Ismail Muhammad, Rasheed Maria, Mahata Chandreswar, Kang Myounggon, Kim Sungjun
Division of Electronics and Electrical Engineering, Dongguk University, Seoul, 04620, Republic of Korea.
Department of Electronics Engineering, Korea National University of Transportation, Chungju- si, 27469, Republic of Korea.
Nano Converg. 2023 Jul 10;10(1):33. doi: 10.1186/s40580-023-00380-8.
Memristors, owing to their uncomplicated structure and resemblance to biological synapses, are predicted to see increased usage in the domain of artificial intelligence. Additionally, to augment the capacity for multilayer data storage in high-density memory applications, meticulous regulation of quantized conduction with an extremely low transition energy is required. In this work, an a-HfSiO-based memristor was grown through atomic layer deposition (ALD) and investigated for its electrical and biological properties for use in multilevel switching memory and neuromorphic computing systems. The crystal structure and chemical distribution of the HfSiOx/TaN layers were analyzed using X-ray diffraction (XRD) and X-ray photoelectron spectroscopy (XPS), respectively. The Pt/a-HfSiO/TaN memristor was confirmed by transmission electron microscopy (TEM) and showed analog bipolar switching behavior with high endurance stability (1000 cycles), long data retention performance (10 s), and uniform voltage distribution. Its multilevel capability was demonstrated by restricting current compliance (CC) and stopping the reset voltage. The memristor exhibited synaptic properties, such as short-term plasticity, excitatory postsynaptic current (EPSC), spiking-rate-dependent plasticity (SRDP), post-tetanic potentiation (PTP), and paired-pulse facilitation (PPF). Furthermore, it demonstrated 94.6% pattern accuracy in neural network simulations. Thus, a-HfSiO-based memristors have great potential for use in multilevel memory and neuromorphic computing systems.

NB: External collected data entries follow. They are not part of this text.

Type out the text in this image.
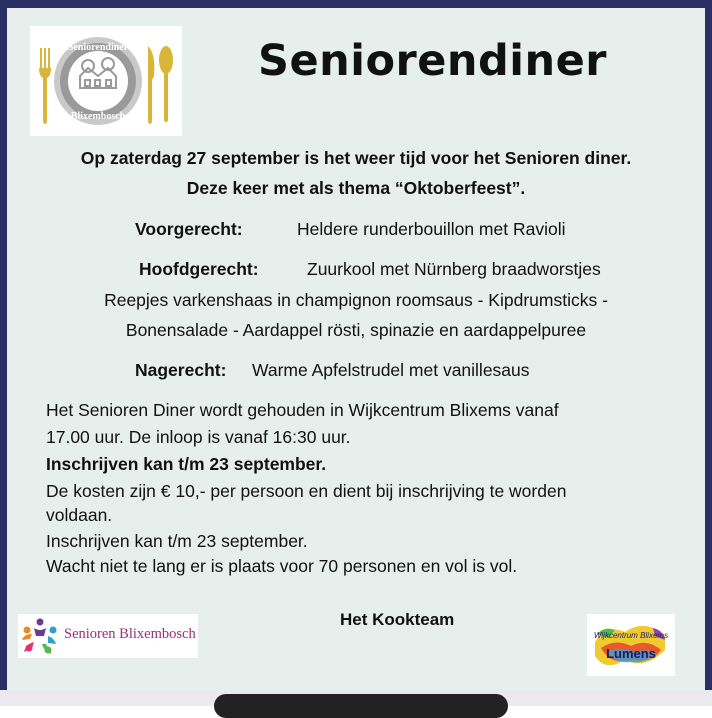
Seniorendiner
Blixembosch
Seniorendiner
Op zaterdag 27 september is het weer tijd voor het Senioren diner.
Deze keer met als thema “Oktoberfeest”.
Voorgerecht:	Heldere runderbouillon met Ravioli
Hoofdgerecht:	Zuurkool met Nürnberg braadworstjes
Reepjes varkenshaas in champignon roomsaus - Kipdrumsticks -
Bonensalade - Aardappel rösti, spinazie en aardappelpuree
Nagerecht: Warme Apfelstrudel met vanillesaus
Het Senioren Diner wordt gehouden in Wijkcentrum Blixems vanaf
17.00 uur. De inloop is vanaf 16:30 uur.
Inschrijven kan t/m 23 september.
De kosten zijn € 10,- per persoon en dient bij inschrijving te worden
voldaan.
Inschrijven kan t/m 23 september.
Wacht niet te lang er is plaats voor 70 personen en vol is vol.
Het Kookteam
Senioren Blixembosch	Wijkcentrum Blixems
Lumens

忆阻器因其结构简单且与生物突触相似,预计在人工智能领域的应用将会增加。此外,为了增强高密度存储器应用中的多层数据存储能力,需要对具有极低转变能量的量化传导进行精确调控。在这项工作中,通过原子层沉积(ALD)生长了一种基于非晶态HfSiO的忆阻器,并对其用于多级开关存储器和神经形态计算系统的电学和生物学特性进行了研究。分别使用X射线衍射(XRD)和X射线光电子能谱(XPS)分析了HfSiOx/TaN层的晶体结构和化学分布。通过透射电子显微镜(TEM)确认了Pt/非晶态HfSiO/TaN忆阻器,其显示出具有高耐久性稳定性(1000个循环)、长数据保持性能(10秒)和均匀电压分布的模拟双极开关行为。通过限制电流依从性(CC)和停止复位电压,证明了其多级能力。该忆阻器表现出突触特性,如短期可塑性、兴奋性突触后电流(EPSC)、脉冲发放率依赖性可塑性(SRDP)、强直后增强(PTP)和双脉冲易化(PPF)。此外,在神经网络模拟中它展示了94.6%的模式准确率。因此,基于非晶态HfSiO的忆阻器在多级存储器和神经形态计算系统中具有巨大的应用潜力。